In the modern world, dominated as it is by liberal economic theory, I believe there are at least two apparatuses or institutions that are necessary to establish whether a system is “civilizational,” for want of a better word.
The first is the provision of affordable health care.
The second is a healthy union movement.
We have not lost the second yet, but we are moving in that direction, as David Tyler points out.
Leefe,
“Fair Work” is an oxymoron. The “Commission” is just an added extra.
Class struggle/war anyone? Any other options? A good article of W. Buffet is instructive here: “We won the class war” or something to this effect…
David, a very pertinent, and important, quote from your thoughts:-
"The state’s capacity to police and punish the poor is extraordinary. Its capacity to police and punish employers who steal from workers is virtually non-existent."
Everybody share these 2 concise sentences far and wide.
The decline of working conditions is this country award once again goes to John Howard and his bastard actions during the 1998 waterfront dispute and his accomplice Chris Corrigan https://en.wikipedia.org/wiki/1998_Australian_waterfront_dispute
The secondary boycott ban emerged post a legal action from Santos; and all the changes to date are Machiavellian moves from Howard et al which Government, legislators, lawyers, regulators, judges and the court system regularly eviscerated without any future considerations or consequences, as we are seeing in USA by a captive SCOTUS.
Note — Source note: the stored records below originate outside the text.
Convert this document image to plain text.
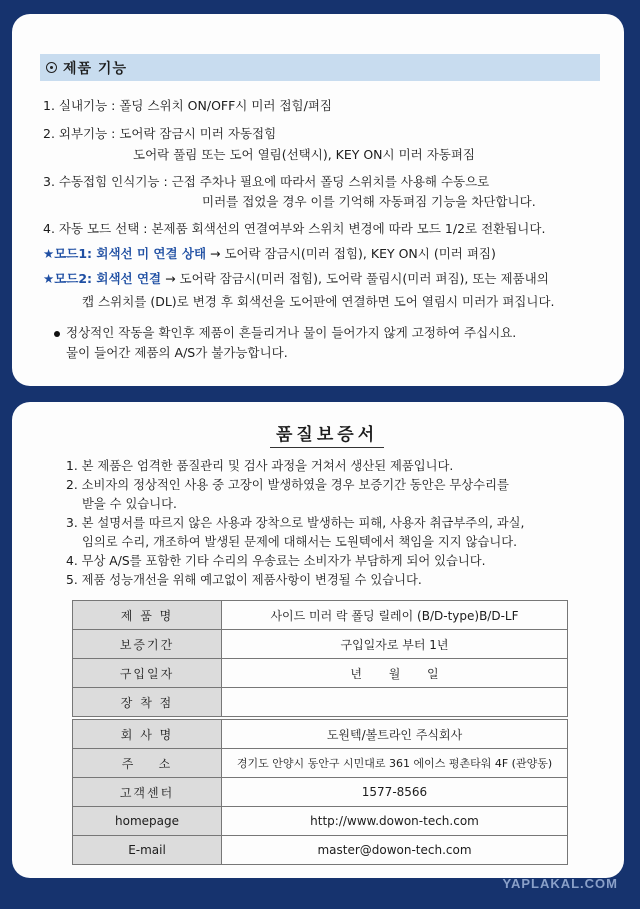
제품 기능
1. 실내기능 : 폴딩 스위치 ON/OFF시 미러 접힘/펴짐
2. 외부기능 : 도어락 잠금시 미러 자동접힘
도어락 풀림 또는 도어 열림(선택시), KEY ON시 미러 자동펴짐
3. 수동접힘 인식기능 : 근접 주차나 필요에 따라서 폴딩 스위치를 사용해 수동으로
미러를 접었을 경우 이를 기억해 자동펴짐 기능을 차단합니다.
4. 자동 모드 선택 : 본제품 회색선의 연결여부와 스위치 변경에 따라 모드 1/2로 전환됩니다.
★모드1: 회색선 미 연결 상태 → 도어락 잠금시(미러 접힘), KEY ON시 (미러 펴짐)
★모드2: 회색선 연결 → 도어락 잠금시(미러 접힘), 도어락 풀림시(미러 펴짐), 또는 제품내의
캡 스위치를 (DL)로 변경 후 회색선을 도어판에 연결하면 도어 열림시 미러가 펴집니다.
정상적인 작동을 확인후 제품이 흔들리거나 물이 들어가지 않게 고정하여 주십시요.
물이 들어간 제품의 A/S가 불가능합니다.
품질보증서
1. 본 제품은 엄격한 품질관리 및 검사 과정을 거쳐서 생산된 제품입니다.
2. 소비자의 정상적인 사용 중 고장이 발생하였을 경우 보증기간 동안은 무상수리를
받을 수 있습니다.
3. 본 설명서를 따르지 않은 사용과 장착으로 발생하는 피해, 사용자 취급부주의, 과실,
임의로 수리, 개조하여 발생된 문제에 대해서는 도원텍에서 책임을 지지 않습니다.
4. 무상 A/S를 포함한 기타 수리의 우송료는 소비자가 부담하게 되어 있습니다.
5. 제품 성능개선을 위해 예고없이 제품사항이 변경될 수 있습니다.
제 품 명	사이드 미러 락 폴딩 릴레이 (B/D-type)B/D-LF
보증기간	구입일자로 부터 1년
구입일자	년       월       일
장 착 점	
회 사 명	도원텍/볼트라인 주식회사
주    소	경기도 안양시 동안구 시민대로 361 에이스 평촌타워 4F (관양동)
고객센터	1577-8566
homepage	http://www.dowon-tech.com
E-mail	master@dowon-tech.com
YAPLAKAL.COM
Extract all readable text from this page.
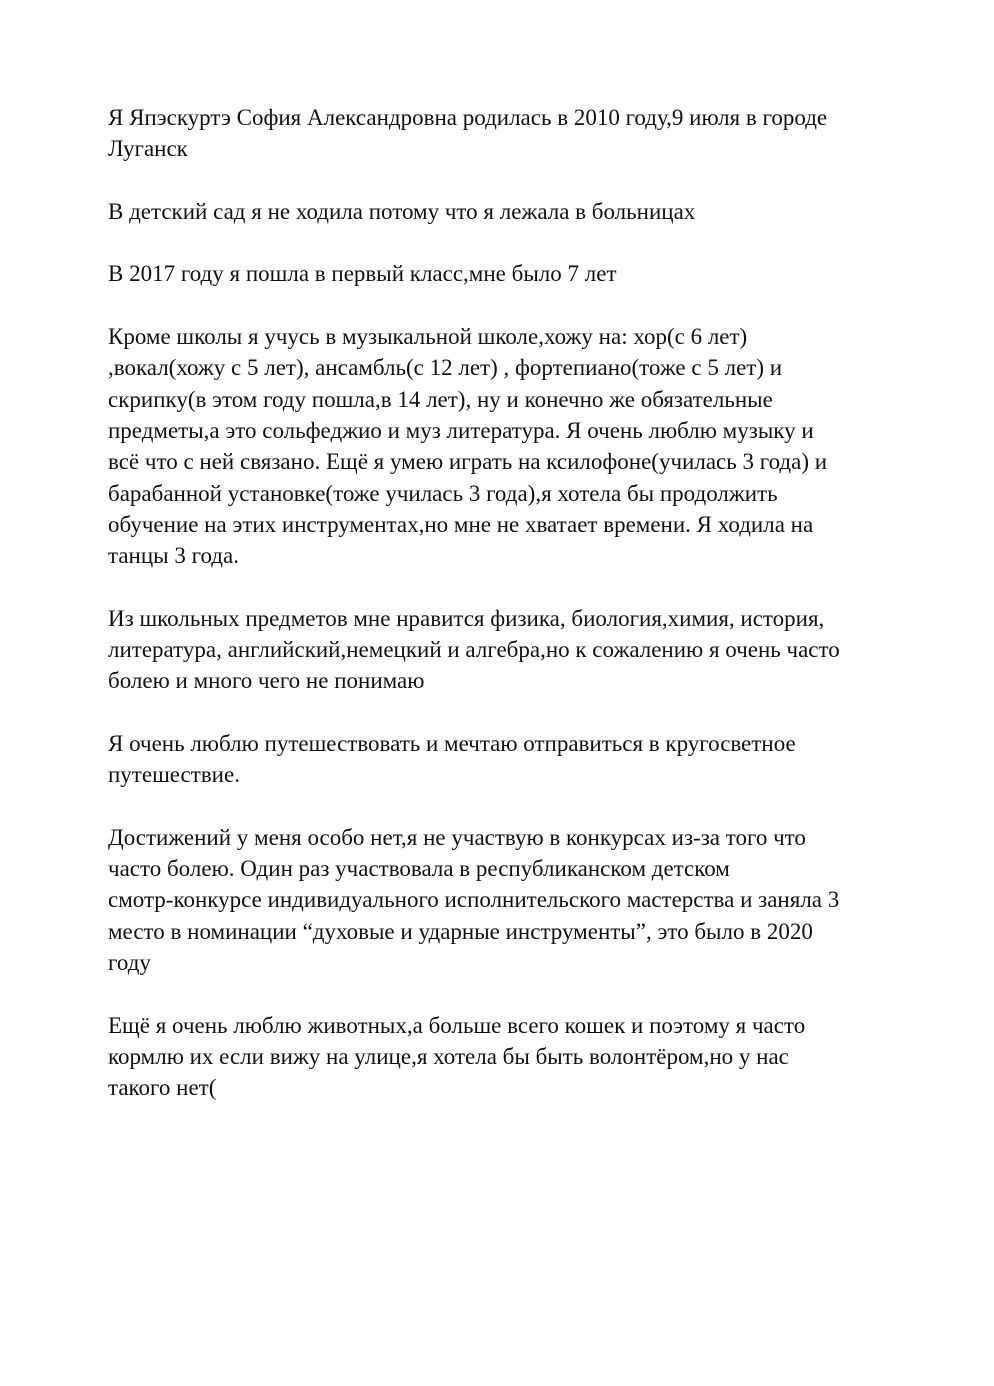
Я Япэскуртэ София Александровна родилась в 2010 году,9 июля в городе
Луганск

В детский сад я не ходила потому что я лежала в больницах

В 2017 году я пошла в первый класс,мне было 7 лет

Кроме школы я учусь в музыкальной школе,хожу на: хор(с 6 лет)
,вокал(хожу с 5 лет), ансамбль(с 12 лет) , фортепиано(тоже с 5 лет) и
скрипку(в этом году пошла,в 14 лет), ну и конечно же обязательные
предметы,а это сольфеджио и муз литература. Я очень люблю музыку и
всё что с ней связано. Ещё я умею играть на ксилофоне(училась 3 года) и
барабанной установке(тоже училась 3 года),я хотела бы продолжить
обучение на этих инструментах,но мне не хватает времени. Я ходила на
танцы 3 года.

Из школьных предметов мне нравится физика, биология,химия, история,
литература, английский,немецкий и алгебра,но к сожалению я очень часто
болею и много чего не понимаю

Я очень люблю путешествовать и мечтаю отправиться в кругосветное
путешествие.

Достижений у меня особо нет,я не участвую в конкурсах из-за того что
часто болею. Один раз участвовала в республиканском детском
смотр-конкурсе индивидуального исполнительского мастерства и заняла 3
место в номинации “духовые и ударные инструменты”, это было в 2020
году

Ещё я очень люблю животных,а больше всего кошек и поэтому я часто
кормлю их если вижу на улице,я хотела бы быть волонтёром,но у нас
такого нет(
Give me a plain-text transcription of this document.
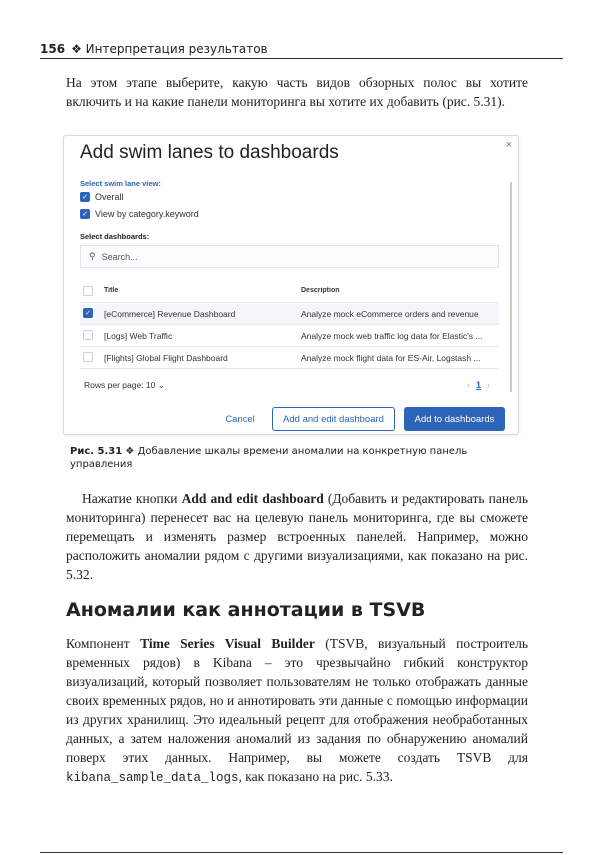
156 ❖ Интерпретация результатов
На этом этапе выберите, какую часть видов обзорных полос вы хотите включить и на какие панели мониторинга вы хотите их добавить (рис. 5.31).
Add swim lanes to dashboards	×
Select swim lane view:
✓ Overall
✓ View by category.keyword
Select dashboards:
⚲ Search...
Title	Description
✓ [eCommerce] Revenue Dashboard	Analyze mock eCommerce orders and revenue
[Logs] Web Traffic	Analyze mock web traffic log data for Elastic's ...
[Flights] Global Flight Dashboard	Analyze mock flight data for ES-Air, Logstash ...
Rows per page: 10 ⌄	‹ 1 ›
Cancel	Add and edit dashboard	Add to dashboards
Рис. 5.31 ❖ Добавление шкалы времени аномалии на конкретную панель управления
Нажатие кнопки Add and edit dashboard (Добавить и редактировать панель мониторинга) перенесет вас на целевую панель мониторинга, где вы сможете перемещать и изменять размер встроенных панелей. Например, можно расположить аномалии рядом с другими визуализациями, как показано на рис. 5.32.
Аномалии как аннотации в TSVB
Компонент Time Series Visual Builder (TSVB, визуальный построитель временных рядов) в Kibana – это чрезвычайно гибкий конструктор визуализаций, который позволяет пользователям не только отображать данные своих временных рядов, но и аннотировать эти данные с помощью информации из других хранилищ. Это идеальный рецепт для отображения необработанных данных, а затем наложения аномалий из задания по обнаружению аномалий поверх этих данных. Например, вы можете создать TSVB для kibana_sample_data_logs, как показано на рис. 5.33.
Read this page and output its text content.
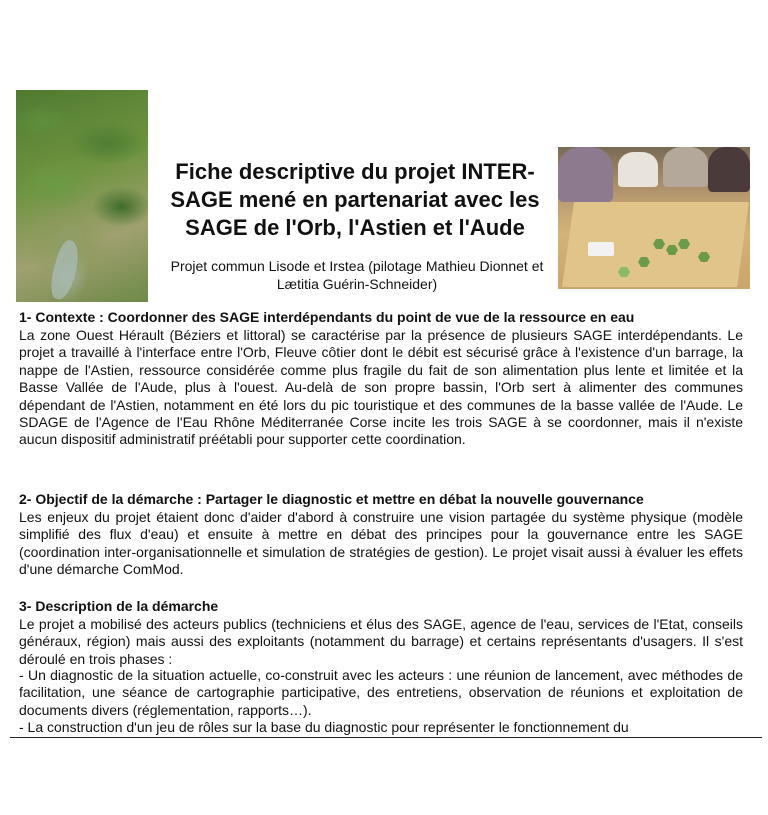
Fiche descriptive du projet INTER-SAGE mené en partenariat avec les SAGE de l'Orb, l'Astien et l'Aude

Projet commun Lisode et Irstea (pilotage Mathieu Dionnet et Lætitia Guérin-Schneider)

1- Contexte : Coordonner des SAGE interdépendants du point de vue de la ressource en eau

La zone Ouest Hérault (Béziers et littoral) se caractérise par la présence de plusieurs SAGE interdépendants. Le projet a travaillé à l'interface entre l'Orb, Fleuve côtier dont le débit est sécurisé grâce à l'existence d'un barrage, la nappe de l'Astien, ressource considérée comme plus fragile du fait de son alimentation plus lente et limitée et la Basse Vallée de l'Aude, plus à l'ouest. Au-delà de son propre bassin, l'Orb sert à alimenter des communes dépendant de l'Astien, notamment en été lors du pic touristique et des communes de la basse vallée de l'Aude. Le SDAGE de l'Agence de l'Eau Rhône Méditerranée Corse incite les trois SAGE à se coordonner, mais il n'existe aucun dispositif administratif préétabli pour supporter cette coordination.

2- Objectif de la démarche : Partager le diagnostic et mettre en débat la nouvelle gouvernance

Les enjeux du projet étaient donc d'aider d'abord à construire une vision partagée du système physique (modèle simplifié des flux d'eau) et ensuite à mettre en débat des principes pour la gouvernance entre les SAGE (coordination inter-organisationnelle et simulation de stratégies de gestion). Le projet visait aussi à évaluer les effets d'une démarche ComMod.

3- Description de la démarche

Le projet a mobilisé des acteurs publics (techniciens et élus des SAGE, agence de l'eau, services de l'Etat, conseils généraux, région) mais aussi des exploitants (notamment du barrage) et certains représentants d'usagers. Il s'est déroulé en trois phases :

- Un diagnostic de la situation actuelle, co-construit avec les acteurs : une réunion de lancement, avec méthodes de facilitation, une séance de cartographie participative, des entretiens, observation de réunions et exploitation de documents divers (réglementation, rapports…).

- La construction d'un jeu de rôles sur la base du diagnostic pour représenter le fonctionnement du
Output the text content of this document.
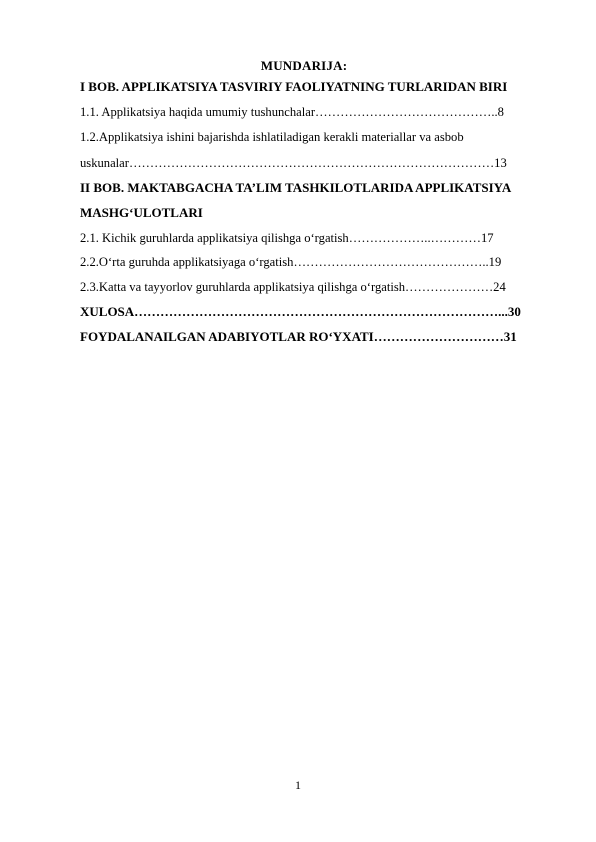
MUNDARIJA:
I BOB. APPLIKATSIYA TASVIRIY FAOLIYATNING TURLARIDAN BIRI
1.1. Applikatsiya haqida umumiy tushunchalar……………………………………..8
1.2.Applikatsiya ishini bajarishda ishlatiladigan kerakli materiallar va asbob
uskunalar……………………………………………………………………………13
II BOB. MAKTABGACHA TA’LIM TASHKILOTLARIDA APPLIKATSIYA
MASHG‘ULOTLARI
2.1. Kichik guruhlarda applikatsiya qilishga o‘rgatish………………..…………17
2.2.O‘rta guruhda applikatsiyaga o‘rgatish………………………………………..19
2.3.Katta va tayyorlov guruhlarda applikatsiya qilishga o‘rgatish…………………24
XULOSA…………………………………………………………………………...30
FOYDALANAILGAN ADABIYOTLAR RO‘YXATI…………………………31
1
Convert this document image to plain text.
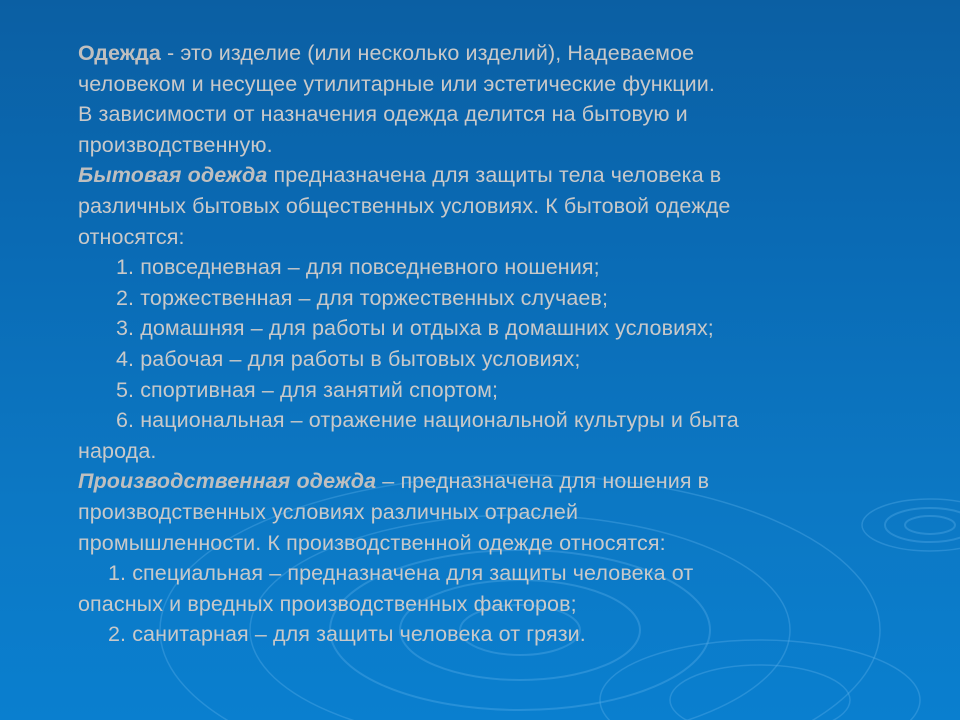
Одежда - это изделие (или несколько изделий), Надеваемое
человеком и несущее утилитарные или эстетические функции.
В зависимости от назначения одежда делится на бытовую и
производственную.
Бытовая одежда предназначена для защиты тела человека в
различных бытовых общественных условиях. К бытовой одежде
относятся:
1. повседневная – для повседневного ношения;
2. торжественная – для торжественных случаев;
3. домашняя – для работы и отдыха в домашних условиях;
4. рабочая – для работы в бытовых условиях;
5. спортивная – для занятий спортом;
6. национальная – отражение национальной культуры и быта
народа.
Производственная одежда – предназначена для ношения в
производственных условиях различных отраслей
промышленности. К производственной одежде относятся:
1. специальная – предназначена для защиты человека от
опасных и вредных производственных факторов;
2. санитарная – для защиты человека от грязи.
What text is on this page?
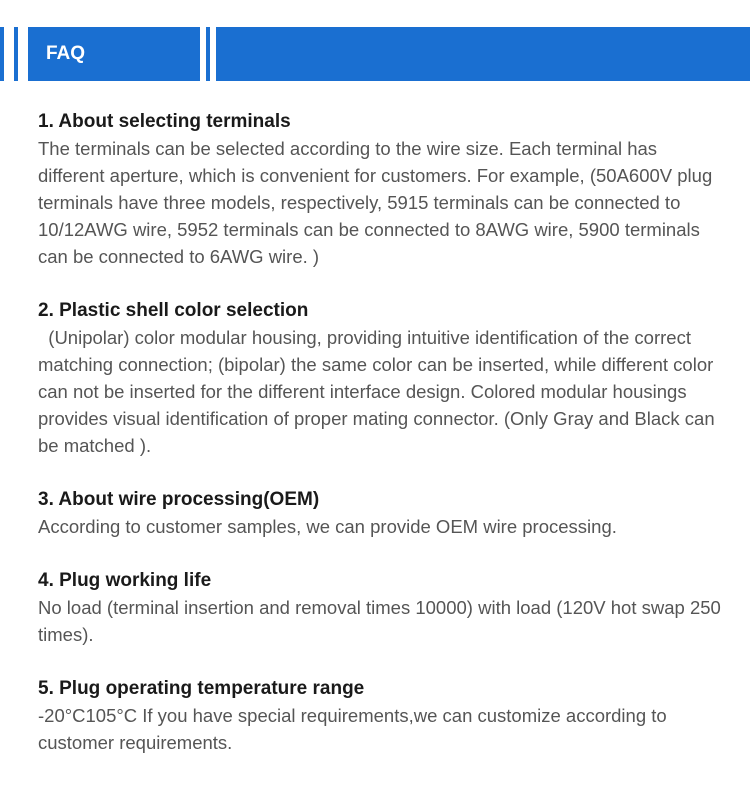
FAQ

1. About selecting terminals

The terminals can be selected according to the wire size. Each terminal has different aperture, which is convenient for customers. For example, (50A600V plug terminals have three models, respectively, 5915 terminals can be connected to 10/12AWG wire, 5952 terminals can be connected to 8AWG wire, 5900 terminals can be connected to 6AWG wire. )

2. Plastic shell color selection

(Unipolar) color modular housing, providing intuitive identification of the correct matching connection; (bipolar) the same color can be inserted, while different color can not be inserted for the different interface design. Colored modular housings provides visual identification of proper mating connector. (Only Gray and Black can be matched ).

3. About wire processing(OEM)

According to customer samples, we can provide OEM wire processing.

4. Plug working life

No load (terminal insertion and removal times 10000) with load (120V hot swap 250 times).

5. Plug operating temperature range

-20°C105°C If you have special requirements,we can customize according to customer requirements.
Someone may be able to find some buried treasure within this article and publisher https://kangaroocourtofaustralia.com/2013/03/24/justice-iain-ross-fair-work-commission-president-accused-of-bullying-and-bastardisation-of-judicial-officers/
Something to make the day flow https://www.youtube.com/watch?v=iyI9r0CCu74
My comment is hardly union bashing.
My view I’d that protection of employment rights and collective bargaining is particularly important, and should stop being a battleground for political parties.